I probably wouldnt have put this code out if my complaints about
netfilter werent ignored.
And you know what happens when you start writting poetry, I ended worrying
more than just about the performance problems of iptables; for example
the code i have now makes it easy to extend the path a packet takes using
simple policies.
The code i have is based around tc framework. One thing i liked about
netfilter is the idea of targets being separate modules; so the code i
have infact makes uses of netfilter targets.
I plan on revisiting this code at some point, maybe this weekend now that
i am reminded of it ;->
Take a look:
http://www.cyberus.ca/~hadi/patches/action.DESCRIPTION

> About using syslog to record messages, that is doomed to failure,
> implement log messages via netlink and use that to log the events
> instead.
>

Agreed, you need a netlink to syslog converter.
Netlink is king -- all the policies in the above code are netlink
controlled. All events are also netlink transported. You dont have to send
every little message you see; netlink allows you to batch and you could
easily do a nagle like algorithm. Next steps are a distributed version
of netlink..

cheers,
jamal

2002-09-26 11:59:14

by Andi Kleen

[permalink] [raw]
Subject: Re: [ANNOUNCE] NF-HIPAC: High Performance Packet Classification

On Thu, Sep 26, 2002 at 11:00:53AM +0200, Roberto Nibali wrote:
> o we can't filter more than 13Mbit/s anymore after loading around 3000
> rules into the kernel (problem is gone with nf-hipac for example).

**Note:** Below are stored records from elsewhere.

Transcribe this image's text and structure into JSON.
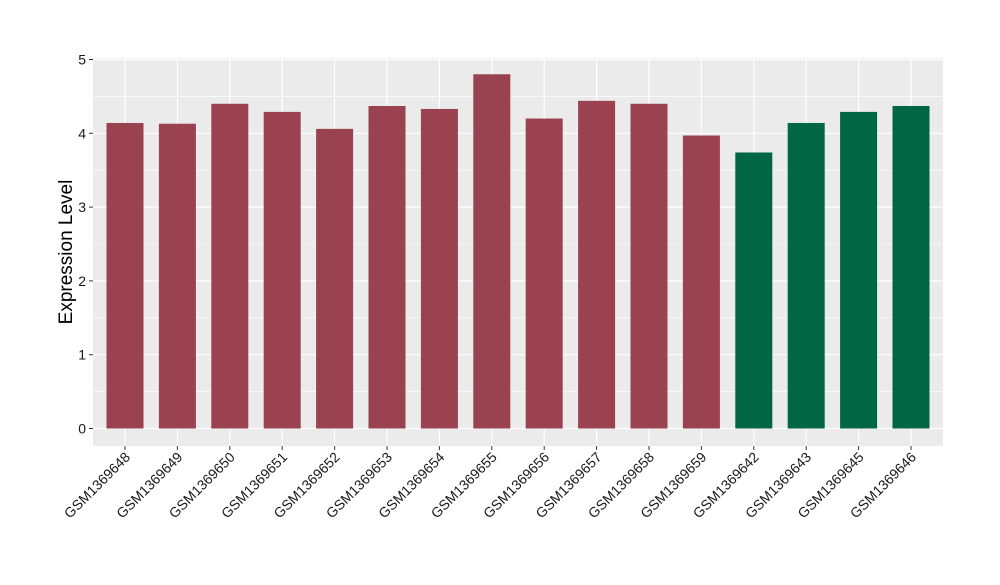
{
  "chart_data": {
    "type": "bar",
    "title": "",
    "xlabel": "",
    "ylabel": "Expression Level",
    "ylim": [
      0,
      5
    ],
    "yticks": [
      0,
      1,
      2,
      3,
      4,
      5
    ],
    "grid": true,
    "categories": [
      "GSM1369648",
      "GSM1369649",
      "GSM1369650",
      "GSM1369651",
      "GSM1369652",
      "GSM1369653",
      "GSM1369654",
      "GSM1369655",
      "GSM1369656",
      "GSM1369657",
      "GSM1369658",
      "GSM1369659",
      "GSM1369642",
      "GSM1369643",
      "GSM1369645",
      "GSM1369646"
    ],
    "values": [
      4.14,
      4.13,
      4.4,
      4.29,
      4.06,
      4.37,
      4.33,
      4.8,
      4.2,
      4.44,
      4.4,
      3.97,
      3.74,
      4.14,
      4.29,
      4.37
    ],
    "bar_colors": [
      "#9B4250",
      "#9B4250",
      "#9B4250",
      "#9B4250",
      "#9B4250",
      "#9B4250",
      "#9B4250",
      "#9B4250",
      "#9B4250",
      "#9B4250",
      "#9B4250",
      "#9B4250",
      "#006644",
      "#006644",
      "#006644",
      "#006644"
    ],
    "panel_background": "#EBEBEB",
    "grid_color": "#FFFFFF"
  }
}
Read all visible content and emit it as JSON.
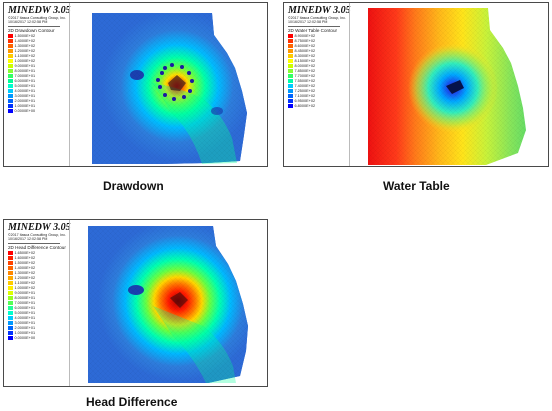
{
  "panels": [
    {
      "id": "drawdown",
      "app_title": "MINEDW 3.05",
      "copyright": "©2017 Itasca Consulting Group, Inc.",
      "timestamp": "10/16/2017 12:02:58 PM",
      "contour_title": "2D Drawdown Contour",
      "legend_values": [
        "1.5000E+02",
        "1.4000E+02",
        "1.3000E+02",
        "1.2000E+02",
        "1.1000E+02",
        "1.0000E+02",
        "9.0000E+01",
        "8.0000E+01",
        "7.0000E+01",
        "6.0000E+01",
        "5.0000E+01",
        "4.0000E+01",
        "3.0000E+01",
        "2.0000E+01",
        "1.0000E+01",
        "0.0000E+00"
      ],
      "legend_colors": [
        "#ff0000",
        "#ff3300",
        "#ff6600",
        "#ff9900",
        "#ffcc00",
        "#ffff00",
        "#ccff00",
        "#88ff33",
        "#33ff66",
        "#00ff99",
        "#00ffcc",
        "#00ccff",
        "#0099ff",
        "#0066ff",
        "#0033ff",
        "#0000ff"
      ],
      "caption": "Drawdown"
    },
    {
      "id": "water-table",
      "app_title": "MINEDW 3.05",
      "copyright": "©2017 Itasca Consulting Group, Inc.",
      "timestamp": "10/16/2017 12:02:58 PM",
      "contour_title": "2D Water Table Contour",
      "legend_values": [
        "8.9000E+02",
        "8.7500E+02",
        "8.6000E+02",
        "8.4500E+02",
        "8.3000E+02",
        "8.1500E+02",
        "8.0000E+02",
        "7.8500E+02",
        "7.7000E+02",
        "7.5500E+02",
        "7.4000E+02",
        "7.2500E+02",
        "7.1000E+02",
        "6.9500E+02",
        "6.8000E+02"
      ],
      "legend_colors": [
        "#ff0000",
        "#ff3300",
        "#ff6600",
        "#ff9900",
        "#ffcc00",
        "#ffff00",
        "#ccff00",
        "#88ff33",
        "#33ff66",
        "#00ffaa",
        "#00ccff",
        "#0099ff",
        "#0066ff",
        "#0033ff",
        "#0000ff"
      ],
      "caption": "Water Table"
    },
    {
      "id": "head-difference",
      "app_title": "MINEDW 3.05",
      "copyright": "©2017 Itasca Consulting Group, Inc.",
      "timestamp": "10/16/2017 12:02:58 PM",
      "contour_title": "2D Head Difference Contour",
      "legend_values": [
        "1.6500E+02",
        "1.6000E+02",
        "1.5000E+02",
        "1.4000E+02",
        "1.3000E+02",
        "1.2000E+02",
        "1.1000E+02",
        "1.0000E+02",
        "9.0000E+01",
        "8.0000E+01",
        "7.0000E+01",
        "6.0000E+01",
        "5.0000E+01",
        "4.0000E+01",
        "3.0000E+01",
        "2.0000E+01",
        "1.0000E+01",
        "0.0000E+00"
      ],
      "legend_colors": [
        "#ff0000",
        "#ff2200",
        "#ff4400",
        "#ff6600",
        "#ff8800",
        "#ffaa00",
        "#ffcc00",
        "#ffee00",
        "#ddff00",
        "#99ff22",
        "#55ff55",
        "#22ff99",
        "#00ffcc",
        "#00ccff",
        "#0099ff",
        "#0066ff",
        "#0033ff",
        "#0000ff"
      ],
      "caption": "Head Difference"
    }
  ]
}
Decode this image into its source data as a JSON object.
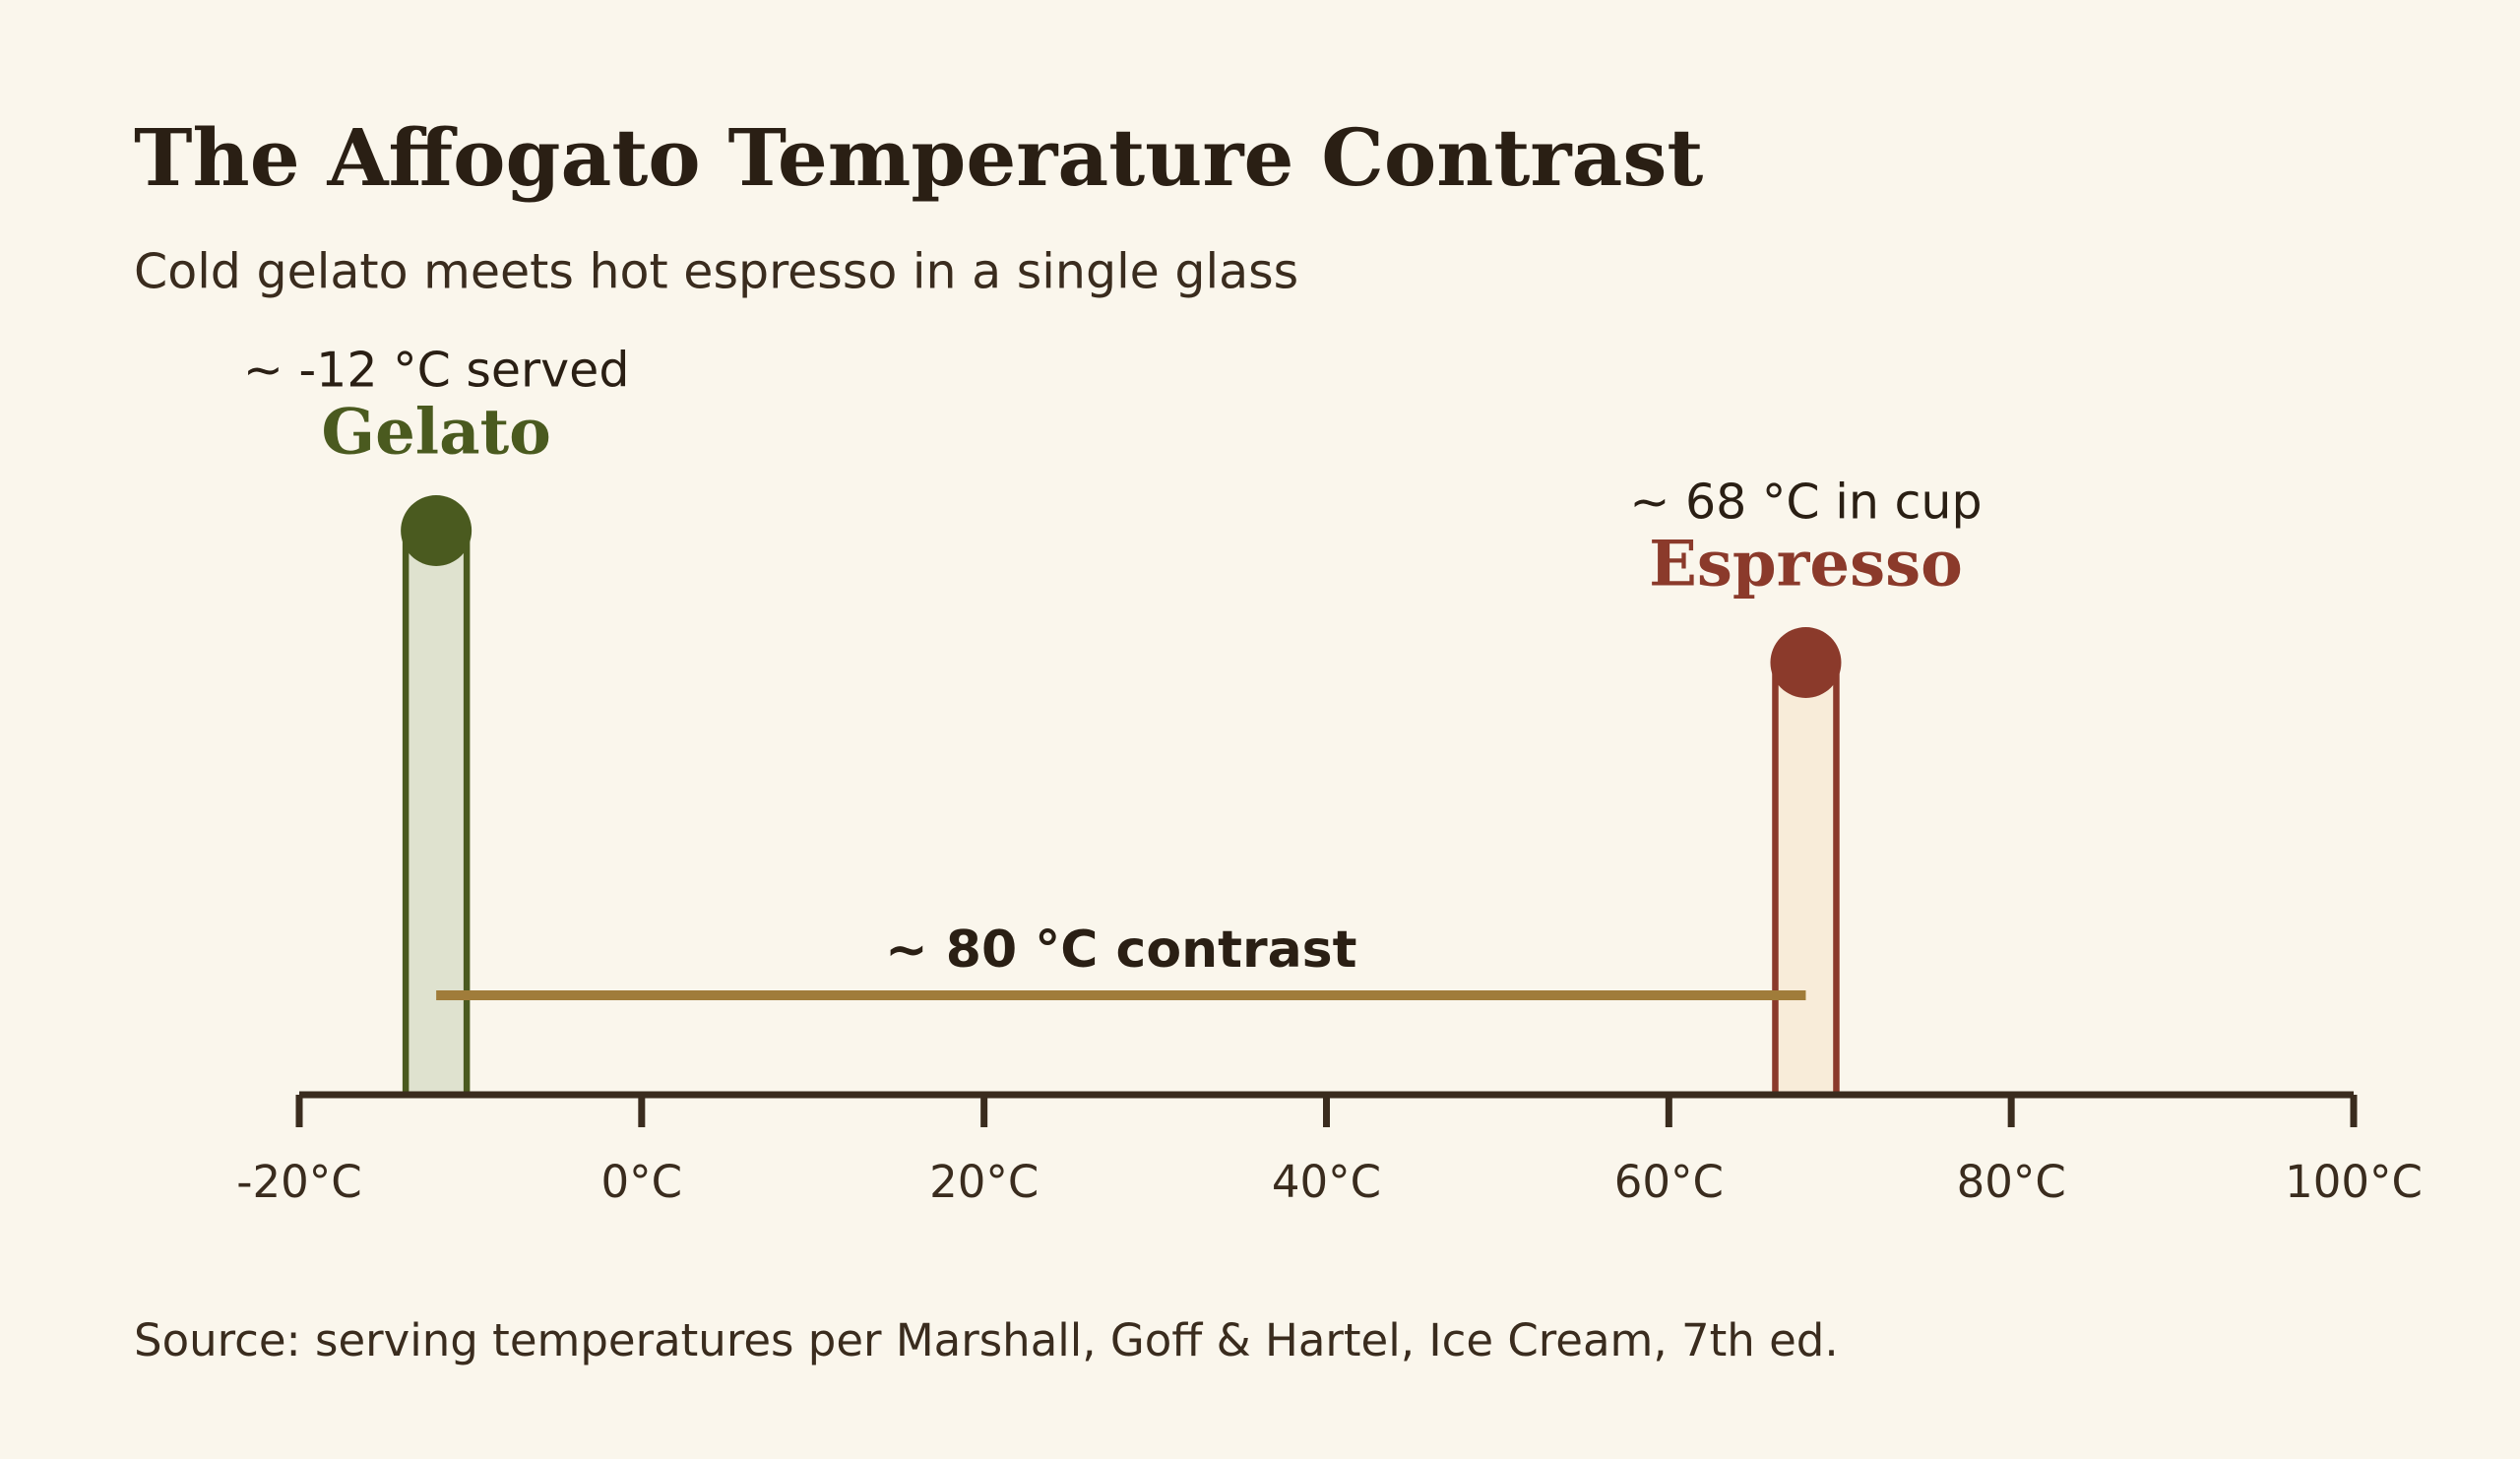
{
  "chart_data": {
    "type": "thermometer",
    "title": "The Affogato Temperature Contrast",
    "subtitle": "Cold gelato meets hot espresso in a single glass",
    "categories": [
      "Gelato",
      "Espresso"
    ],
    "values": [
      -12,
      68
    ],
    "colors": [
      "#4a5a1f",
      "#8b3a2b"
    ],
    "fills": [
      "#dfe2cf",
      "#f8ecd9"
    ],
    "value_annotations": [
      "~ -12 °C served",
      "~ 68 °C in cup"
    ],
    "contrast_label": "~ 80 °C contrast",
    "contrast_color": "#a07c3a",
    "xlim": [
      -20,
      100
    ],
    "xticks": [
      {
        "value": -20,
        "label": "-20°C"
      },
      {
        "value": 0,
        "label": "0°C"
      },
      {
        "value": 20,
        "label": "20°C"
      },
      {
        "value": 40,
        "label": "40°C"
      },
      {
        "value": 60,
        "label": "60°C"
      },
      {
        "value": 80,
        "label": "80°C"
      },
      {
        "value": 100,
        "label": "100°C"
      }
    ],
    "source": "Source: serving temperatures per Marshall, Goff & Hartel, Ice Cream, 7th ed."
  }
}
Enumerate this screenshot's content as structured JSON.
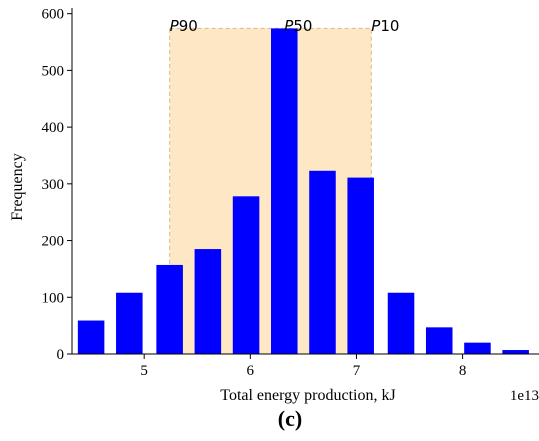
{
  "chart_data": {
    "type": "bar",
    "title": "",
    "xlabel": "Total energy production, kJ",
    "ylabel": "Frequency",
    "x_offset_text": "1e13",
    "x_scale": 10000000000000.0,
    "xlim": [
      4.32,
      8.72
    ],
    "ylim": [
      0,
      610
    ],
    "bin_width": 0.33,
    "bar_width": 0.25,
    "x": [
      4.5,
      4.86,
      5.24,
      5.6,
      5.96,
      6.32,
      6.68,
      7.04,
      7.42,
      7.78,
      8.14,
      8.5
    ],
    "values": [
      59,
      108,
      157,
      185,
      278,
      574,
      323,
      311,
      108,
      47,
      20,
      7
    ],
    "bar_color": "#0000ff",
    "xticks": [
      5,
      6,
      7,
      8
    ],
    "yticks": [
      0,
      100,
      200,
      300,
      400,
      500,
      600
    ],
    "shaded_region": {
      "x_range": [
        5.24,
        7.14
      ],
      "y_top": 574,
      "fill": "#fde7c4",
      "stroke": "#d9b98c"
    },
    "percentile_labels": [
      {
        "text": "P90",
        "italic_char": "P",
        "rest": "90",
        "x": 5.24
      },
      {
        "text": "P50",
        "italic_char": "P",
        "rest": "50",
        "x": 6.32
      },
      {
        "text": "P10",
        "italic_char": "P",
        "rest": "10",
        "x": 7.14
      }
    ],
    "grid": false,
    "legend": "none"
  },
  "panel_label": "(c)"
}
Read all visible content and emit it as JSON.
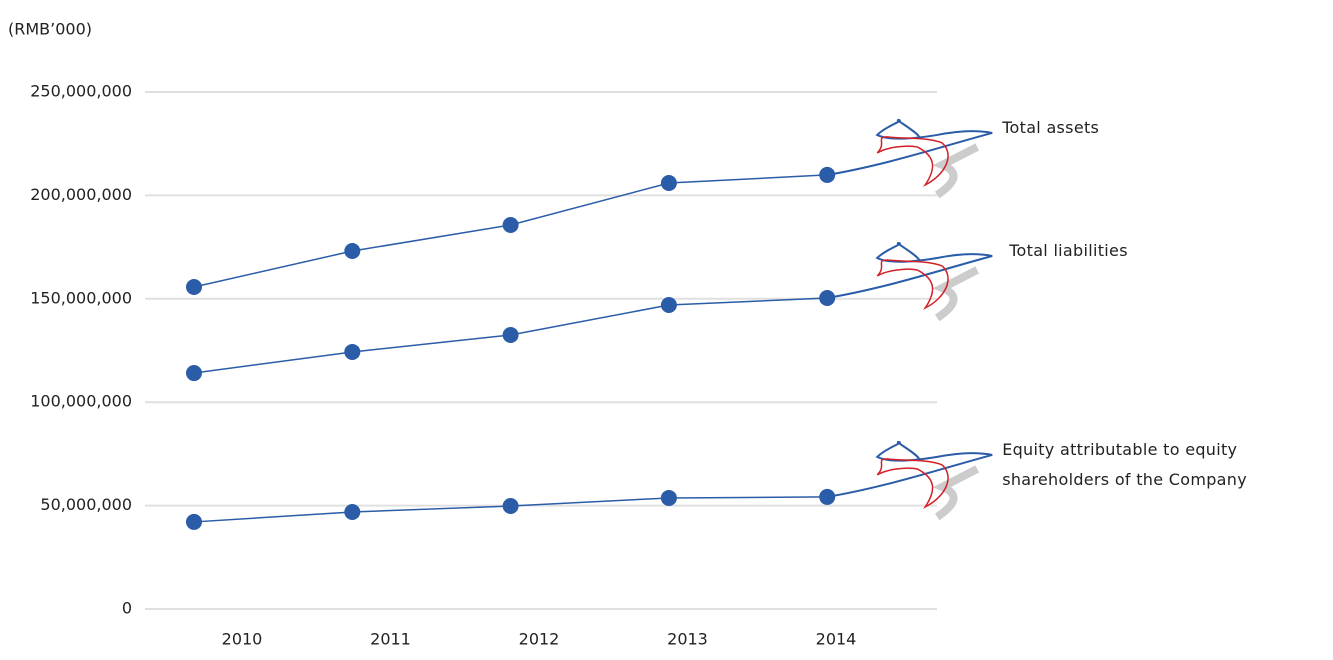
{
  "chart_data": {
    "type": "line",
    "y_axis_label": "(RMB’000)",
    "categories": [
      "2010",
      "2011",
      "2012",
      "2013",
      "2014"
    ],
    "series": [
      {
        "name": "Total assets",
        "color": "#2a5ca8",
        "values": [
          155700000,
          173100000,
          185700000,
          206000000,
          209900000
        ]
      },
      {
        "name": "Total liabilities",
        "color": "#2a5ca8",
        "values": [
          114100000,
          124300000,
          132500000,
          147000000,
          150400000
        ]
      },
      {
        "name": "Equity attributable to equity shareholders of the Company",
        "color": "#2a5ca8",
        "values": [
          42100000,
          46900000,
          49800000,
          53700000,
          54200000
        ]
      }
    ],
    "ylim": [
      0,
      250000000
    ],
    "yticks": [
      0,
      {
        "value": 50000000,
        "label": "50,000,000"
      },
      {
        "value": 100000000,
        "label": "100,000,000"
      },
      {
        "value": 150000000,
        "label": "150,000,000"
      },
      {
        "value": 200000000,
        "label": "200,000,000"
      },
      {
        "value": 250000000,
        "label": "250,000,000"
      }
    ],
    "grid": true
  }
}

For iptables/ipchain you need to write hierarchical/port range rules
in this case and try to terminate searchs early.

But yes, we also found that the L2 cache is limiting here
(ip_conntrack has the same problem)

> o we can't log all the messages we would like to because the user space
> log daemon (syslog-ng in our case, but we've tried others too) doesn't
> get enough CPU time anymore to read the buffer before it will be over-
> written by the printk's again. This leads to an almost proportial to
> N^2 log entry loss with increasing number of rules that do not match.
> This is the worst thing that can happen to you working in the
> security business: not having an appropriate log trace during a
> possible incident.

At least that is easily fixed. Just increase the LOG_BUF_LEN parameter
in kernel/printk.c

Alternatively don't use slow printk, but nfnetlink to report bad packets
and print from user space. That should scale much better.

-Andi

2002-09-30 17:52:28

by Bill Davidsen

[permalink] [raw]
Subject: Re: [ANNOUNCE] NF-HIPAC: High Performance Packet Classification

On Thu, 26 Sep 2002, Roberto Nibali wrote:

> I've done extensive testing in this field trying to achive fast packet
> filtering with a huge set of not ordered rules loaded into the kernel.
>
> According to my findings I had reason to believe that after around 1000
> rules for ipchains and around 4800 rules for iptables the L2 cache was
> the limiting factor (of course given the slowish iptables/conntrack
> table lookup).
>
> Those are rule thresholds I achieved with a PIII Tualatin and 512KB L2
> cache. With a sluggish Celeron with I think 128KB L2 cache I achieved
> about 1/8 of the above treshold. That's why I thought the L2 cache plays
> a bigger role in this than the CPU FSB clock.
>
> I concluded that if the ruleset to be matched would exceed the treshold
> of what can be loaded into the L2 cache we see cache trashing and that's
> why performance goes right to hell. I wanted to test this using oprofile
> but haven't found the correct cpu performance counter yet :).
>
> > Also not necessary, only the top level cache really needs to be
> > top performance.
>
> I will do a new round of testing this weekend for a speech I'll be
> giving. This time I will include ipchains, iptables (of course I am
> willing to apply every interesting patch regarding hash table
> optimisation and whatnot you want me to test), nf-hipac, the OpenBSD pf
> and of course the work done by Jamal.

Look forward to any info you can provide.

I particularly like that nf-hipac can be put in and tried in one-to-one
comparison, that leaves an easy route to testing and getting confidence in
the code.

--
bill davidsen <[email protected]>
CTO, TMR Associates, Inc
Doing interesting things with little computers since 1979.